Печерников тупо посмотрел на него, вяло пожал плечами.

— Да или нет? — подхлестнул Мончиков.

— Нет, — чуть слышно ответил Печерников, ковыряя ключом трибуну.

— Громче! Ты что, не завтракал? — не выдержал Мончиков. — Громче! И не трогай трибуну. Руки! Руки убери!

Печерников вытянул руки по швам, ключи упали на пол. Он наклонился поднять их, но оступился, потерял равновесие и растянулся боком у подножки трибуны. В зале раздались смешки. Николай Александрович постучал карандашом по столу, призывая к порядку.

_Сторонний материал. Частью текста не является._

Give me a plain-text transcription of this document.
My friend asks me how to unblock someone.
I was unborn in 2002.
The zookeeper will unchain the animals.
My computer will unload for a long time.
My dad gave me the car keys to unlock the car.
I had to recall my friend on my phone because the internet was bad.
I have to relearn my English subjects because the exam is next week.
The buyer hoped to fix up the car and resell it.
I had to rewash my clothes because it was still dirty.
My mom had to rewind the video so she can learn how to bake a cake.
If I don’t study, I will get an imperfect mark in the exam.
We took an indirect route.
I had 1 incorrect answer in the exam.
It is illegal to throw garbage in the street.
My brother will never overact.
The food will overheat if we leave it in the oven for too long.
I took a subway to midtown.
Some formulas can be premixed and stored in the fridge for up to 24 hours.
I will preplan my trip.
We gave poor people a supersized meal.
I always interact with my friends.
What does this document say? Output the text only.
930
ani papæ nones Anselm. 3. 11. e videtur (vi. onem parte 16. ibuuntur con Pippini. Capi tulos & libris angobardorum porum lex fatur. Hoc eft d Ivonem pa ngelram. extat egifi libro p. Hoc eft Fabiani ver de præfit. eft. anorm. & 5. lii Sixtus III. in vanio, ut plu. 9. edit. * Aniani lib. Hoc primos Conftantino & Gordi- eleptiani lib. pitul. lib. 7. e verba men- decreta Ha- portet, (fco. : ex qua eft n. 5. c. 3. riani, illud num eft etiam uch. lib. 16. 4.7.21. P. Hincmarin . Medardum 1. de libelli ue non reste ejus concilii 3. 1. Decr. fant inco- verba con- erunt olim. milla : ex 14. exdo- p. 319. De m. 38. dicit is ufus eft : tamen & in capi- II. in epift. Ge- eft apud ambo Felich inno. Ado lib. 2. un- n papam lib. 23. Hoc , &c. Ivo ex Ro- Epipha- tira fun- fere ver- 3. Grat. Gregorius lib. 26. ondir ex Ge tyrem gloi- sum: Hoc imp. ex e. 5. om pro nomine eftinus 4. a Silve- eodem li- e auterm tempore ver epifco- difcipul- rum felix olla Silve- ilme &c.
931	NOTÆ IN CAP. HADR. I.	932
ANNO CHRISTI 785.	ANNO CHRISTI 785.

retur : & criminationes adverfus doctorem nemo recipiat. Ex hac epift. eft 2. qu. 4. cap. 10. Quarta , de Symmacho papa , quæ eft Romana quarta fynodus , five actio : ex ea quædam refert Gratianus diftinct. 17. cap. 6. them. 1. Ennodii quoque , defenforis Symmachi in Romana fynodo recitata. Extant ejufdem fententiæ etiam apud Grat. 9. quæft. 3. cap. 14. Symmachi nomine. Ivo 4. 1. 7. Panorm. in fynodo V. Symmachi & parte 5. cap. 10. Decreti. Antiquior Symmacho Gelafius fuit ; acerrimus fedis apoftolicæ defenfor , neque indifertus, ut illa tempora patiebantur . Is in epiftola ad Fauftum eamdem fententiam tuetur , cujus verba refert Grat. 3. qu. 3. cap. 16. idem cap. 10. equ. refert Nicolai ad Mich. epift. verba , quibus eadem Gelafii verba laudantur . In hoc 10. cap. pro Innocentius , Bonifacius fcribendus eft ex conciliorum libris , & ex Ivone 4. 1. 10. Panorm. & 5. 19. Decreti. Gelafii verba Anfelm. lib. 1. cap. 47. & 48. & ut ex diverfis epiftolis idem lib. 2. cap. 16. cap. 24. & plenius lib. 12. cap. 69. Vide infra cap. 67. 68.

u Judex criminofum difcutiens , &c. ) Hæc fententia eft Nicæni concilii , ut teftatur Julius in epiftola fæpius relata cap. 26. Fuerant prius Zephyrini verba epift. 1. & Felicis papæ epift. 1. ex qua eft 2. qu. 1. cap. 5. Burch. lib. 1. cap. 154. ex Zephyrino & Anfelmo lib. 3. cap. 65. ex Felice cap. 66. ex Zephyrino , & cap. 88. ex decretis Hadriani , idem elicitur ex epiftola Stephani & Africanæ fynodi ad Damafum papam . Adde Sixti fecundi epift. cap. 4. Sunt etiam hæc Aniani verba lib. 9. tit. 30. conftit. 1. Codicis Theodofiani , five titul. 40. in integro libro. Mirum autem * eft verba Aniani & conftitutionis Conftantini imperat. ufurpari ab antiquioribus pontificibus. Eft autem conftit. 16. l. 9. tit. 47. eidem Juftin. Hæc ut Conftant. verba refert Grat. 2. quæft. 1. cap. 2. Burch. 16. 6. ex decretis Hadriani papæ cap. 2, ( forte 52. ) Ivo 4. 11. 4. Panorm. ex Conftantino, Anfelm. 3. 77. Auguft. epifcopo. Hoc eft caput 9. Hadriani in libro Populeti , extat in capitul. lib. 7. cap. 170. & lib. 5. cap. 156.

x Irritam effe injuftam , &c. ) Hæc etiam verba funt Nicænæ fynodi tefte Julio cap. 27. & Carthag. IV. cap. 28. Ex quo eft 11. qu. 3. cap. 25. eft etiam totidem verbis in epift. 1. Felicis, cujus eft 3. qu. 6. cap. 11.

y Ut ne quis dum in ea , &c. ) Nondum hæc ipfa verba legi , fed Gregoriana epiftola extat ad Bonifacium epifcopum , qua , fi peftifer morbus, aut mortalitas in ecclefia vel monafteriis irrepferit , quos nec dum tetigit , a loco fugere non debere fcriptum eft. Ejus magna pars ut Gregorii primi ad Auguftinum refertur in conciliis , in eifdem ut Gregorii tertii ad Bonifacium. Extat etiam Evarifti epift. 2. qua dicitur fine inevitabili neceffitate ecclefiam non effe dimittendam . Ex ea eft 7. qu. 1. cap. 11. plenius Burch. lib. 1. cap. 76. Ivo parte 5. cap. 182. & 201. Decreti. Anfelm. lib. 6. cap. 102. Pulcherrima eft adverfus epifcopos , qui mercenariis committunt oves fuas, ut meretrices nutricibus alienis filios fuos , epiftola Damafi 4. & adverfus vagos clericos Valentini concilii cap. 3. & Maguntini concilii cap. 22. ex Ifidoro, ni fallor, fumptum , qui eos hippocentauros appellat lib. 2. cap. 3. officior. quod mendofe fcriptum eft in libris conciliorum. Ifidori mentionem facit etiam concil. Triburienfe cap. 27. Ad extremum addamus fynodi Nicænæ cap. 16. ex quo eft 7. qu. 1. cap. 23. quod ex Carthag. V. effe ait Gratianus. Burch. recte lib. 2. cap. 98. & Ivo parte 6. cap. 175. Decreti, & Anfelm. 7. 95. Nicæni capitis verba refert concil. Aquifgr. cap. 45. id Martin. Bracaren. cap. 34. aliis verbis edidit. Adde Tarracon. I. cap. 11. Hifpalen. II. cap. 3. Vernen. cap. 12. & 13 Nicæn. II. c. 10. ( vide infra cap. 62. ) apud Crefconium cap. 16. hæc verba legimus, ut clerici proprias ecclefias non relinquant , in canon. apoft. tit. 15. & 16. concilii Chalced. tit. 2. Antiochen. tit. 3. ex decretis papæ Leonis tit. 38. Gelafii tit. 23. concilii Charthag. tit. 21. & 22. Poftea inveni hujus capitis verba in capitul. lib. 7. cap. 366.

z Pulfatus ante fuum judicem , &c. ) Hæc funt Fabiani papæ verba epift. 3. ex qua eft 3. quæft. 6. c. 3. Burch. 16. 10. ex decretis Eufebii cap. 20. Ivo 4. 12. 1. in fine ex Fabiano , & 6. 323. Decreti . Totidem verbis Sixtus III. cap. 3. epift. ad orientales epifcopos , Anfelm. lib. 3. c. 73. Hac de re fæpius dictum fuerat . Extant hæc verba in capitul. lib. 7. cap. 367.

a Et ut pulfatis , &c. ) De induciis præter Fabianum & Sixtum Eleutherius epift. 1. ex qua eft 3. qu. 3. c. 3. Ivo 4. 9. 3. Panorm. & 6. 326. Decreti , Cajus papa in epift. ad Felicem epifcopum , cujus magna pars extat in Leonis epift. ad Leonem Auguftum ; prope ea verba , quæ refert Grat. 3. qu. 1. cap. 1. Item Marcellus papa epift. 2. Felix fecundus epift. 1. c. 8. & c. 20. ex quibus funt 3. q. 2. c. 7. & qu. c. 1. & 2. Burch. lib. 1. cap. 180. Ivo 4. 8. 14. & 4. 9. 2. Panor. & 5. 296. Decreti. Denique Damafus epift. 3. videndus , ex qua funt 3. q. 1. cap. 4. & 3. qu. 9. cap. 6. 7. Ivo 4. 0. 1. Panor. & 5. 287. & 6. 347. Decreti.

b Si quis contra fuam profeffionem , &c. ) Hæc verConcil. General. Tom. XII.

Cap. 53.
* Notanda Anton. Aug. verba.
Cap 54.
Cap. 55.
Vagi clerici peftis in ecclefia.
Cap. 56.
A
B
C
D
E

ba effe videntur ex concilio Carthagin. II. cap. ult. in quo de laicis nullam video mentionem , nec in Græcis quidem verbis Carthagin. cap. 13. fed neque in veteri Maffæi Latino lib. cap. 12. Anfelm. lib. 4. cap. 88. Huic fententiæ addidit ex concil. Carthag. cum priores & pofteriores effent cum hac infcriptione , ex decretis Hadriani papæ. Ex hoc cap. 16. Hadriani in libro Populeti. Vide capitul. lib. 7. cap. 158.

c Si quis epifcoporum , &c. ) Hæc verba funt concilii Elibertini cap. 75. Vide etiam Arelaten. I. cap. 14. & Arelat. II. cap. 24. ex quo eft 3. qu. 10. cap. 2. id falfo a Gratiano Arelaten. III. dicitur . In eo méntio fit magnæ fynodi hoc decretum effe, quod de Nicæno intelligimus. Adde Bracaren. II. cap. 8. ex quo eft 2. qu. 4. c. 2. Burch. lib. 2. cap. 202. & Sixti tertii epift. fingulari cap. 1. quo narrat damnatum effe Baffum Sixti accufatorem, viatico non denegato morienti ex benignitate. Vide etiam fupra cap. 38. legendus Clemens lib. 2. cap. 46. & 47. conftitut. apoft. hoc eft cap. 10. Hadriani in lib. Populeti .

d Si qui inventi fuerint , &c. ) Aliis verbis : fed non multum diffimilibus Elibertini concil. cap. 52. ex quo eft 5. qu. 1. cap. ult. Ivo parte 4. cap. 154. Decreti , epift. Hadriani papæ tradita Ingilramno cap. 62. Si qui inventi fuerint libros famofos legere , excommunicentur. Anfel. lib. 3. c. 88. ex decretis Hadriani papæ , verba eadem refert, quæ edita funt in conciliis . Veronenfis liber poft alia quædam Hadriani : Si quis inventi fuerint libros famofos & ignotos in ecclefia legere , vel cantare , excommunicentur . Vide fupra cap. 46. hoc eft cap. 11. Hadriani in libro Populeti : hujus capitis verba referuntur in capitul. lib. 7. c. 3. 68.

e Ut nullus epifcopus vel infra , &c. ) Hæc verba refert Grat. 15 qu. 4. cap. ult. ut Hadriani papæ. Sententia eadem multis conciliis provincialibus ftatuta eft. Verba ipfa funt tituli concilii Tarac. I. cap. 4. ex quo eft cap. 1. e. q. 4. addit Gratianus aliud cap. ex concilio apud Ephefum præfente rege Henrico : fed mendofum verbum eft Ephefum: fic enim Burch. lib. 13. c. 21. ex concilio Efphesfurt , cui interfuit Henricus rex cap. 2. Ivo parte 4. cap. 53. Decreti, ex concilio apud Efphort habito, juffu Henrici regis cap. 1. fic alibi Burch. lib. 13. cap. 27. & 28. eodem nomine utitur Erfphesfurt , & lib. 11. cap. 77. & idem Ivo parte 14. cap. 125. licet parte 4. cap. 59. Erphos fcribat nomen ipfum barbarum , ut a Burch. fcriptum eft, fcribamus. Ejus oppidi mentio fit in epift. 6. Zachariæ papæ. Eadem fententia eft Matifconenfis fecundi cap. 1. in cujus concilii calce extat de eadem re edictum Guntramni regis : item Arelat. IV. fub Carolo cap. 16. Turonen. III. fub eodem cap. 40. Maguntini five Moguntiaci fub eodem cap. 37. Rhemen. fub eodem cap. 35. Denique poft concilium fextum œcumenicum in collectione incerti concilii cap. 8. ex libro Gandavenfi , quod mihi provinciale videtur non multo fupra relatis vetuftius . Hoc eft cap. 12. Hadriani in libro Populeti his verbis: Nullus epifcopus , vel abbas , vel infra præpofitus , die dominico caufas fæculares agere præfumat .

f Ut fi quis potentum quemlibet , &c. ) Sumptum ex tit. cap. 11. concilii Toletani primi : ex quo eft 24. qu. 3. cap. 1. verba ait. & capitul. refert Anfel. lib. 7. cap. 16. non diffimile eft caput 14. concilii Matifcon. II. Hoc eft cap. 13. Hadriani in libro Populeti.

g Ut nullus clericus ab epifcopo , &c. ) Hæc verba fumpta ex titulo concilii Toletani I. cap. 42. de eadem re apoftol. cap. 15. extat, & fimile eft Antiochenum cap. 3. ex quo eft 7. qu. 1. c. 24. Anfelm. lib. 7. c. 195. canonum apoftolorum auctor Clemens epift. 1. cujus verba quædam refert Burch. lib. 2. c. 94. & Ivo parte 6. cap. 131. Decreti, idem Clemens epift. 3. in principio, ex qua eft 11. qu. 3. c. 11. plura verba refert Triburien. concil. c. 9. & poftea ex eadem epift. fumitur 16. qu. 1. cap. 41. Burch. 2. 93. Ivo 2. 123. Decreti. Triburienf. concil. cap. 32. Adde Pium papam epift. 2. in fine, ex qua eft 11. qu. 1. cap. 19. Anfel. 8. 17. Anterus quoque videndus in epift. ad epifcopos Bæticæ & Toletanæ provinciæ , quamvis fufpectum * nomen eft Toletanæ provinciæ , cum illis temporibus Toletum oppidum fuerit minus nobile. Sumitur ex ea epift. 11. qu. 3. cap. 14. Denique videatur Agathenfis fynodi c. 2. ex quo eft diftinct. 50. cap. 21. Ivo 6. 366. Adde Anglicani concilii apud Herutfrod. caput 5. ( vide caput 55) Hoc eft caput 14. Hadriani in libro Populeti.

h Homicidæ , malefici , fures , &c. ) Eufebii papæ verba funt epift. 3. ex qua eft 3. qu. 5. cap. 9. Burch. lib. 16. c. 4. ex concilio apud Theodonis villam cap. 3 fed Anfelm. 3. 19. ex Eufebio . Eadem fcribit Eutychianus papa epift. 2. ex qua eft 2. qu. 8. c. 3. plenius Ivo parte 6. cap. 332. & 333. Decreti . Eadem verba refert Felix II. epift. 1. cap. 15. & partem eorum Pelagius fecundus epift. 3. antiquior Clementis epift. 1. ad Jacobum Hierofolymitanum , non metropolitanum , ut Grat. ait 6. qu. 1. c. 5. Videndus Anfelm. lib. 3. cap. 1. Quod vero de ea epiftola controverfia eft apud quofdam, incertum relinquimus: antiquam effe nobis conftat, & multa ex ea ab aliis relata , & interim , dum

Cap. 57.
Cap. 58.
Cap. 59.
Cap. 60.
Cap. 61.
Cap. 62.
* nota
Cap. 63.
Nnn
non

— Можете сесть, Печерников, — сказал он, испытывая раздражение из-за неловкости обвиняемого.

Печерников, прихрамывая, вернулся на свое место в первом ряду.

Глядя, как Печерников, морщась, растирает ушибленное колено, Николай Александрович вдруг снова почувствовал легкое замешательство — чем-то этот парнишка напомнил ему давнее, почти забытое. Что-то знакомое померещилось в движениях руки Печерникова, в этих полусогнутых пальцах, в тонкой, неестественно согнутой кисти. В зале возникла томительная пауза. Николай Александрович встретился с хмуро-вопросительным взглядом Мончикова и почему-то вспотел.

— Позволите? — чуть надменно спросил Мончиков и, не дожидаясь позволения, встал, выпятил грудь, подобрал живот. Его серые навыкате глаза как бы затвердели, застыли, отгораживая то, что приводило в действие его аргументированную мысль, которая вот-вот должна была излиться в веское и столь же твердое слово, от окружающего мира, от всяческих случайных или умышленных нежелательных воздействий.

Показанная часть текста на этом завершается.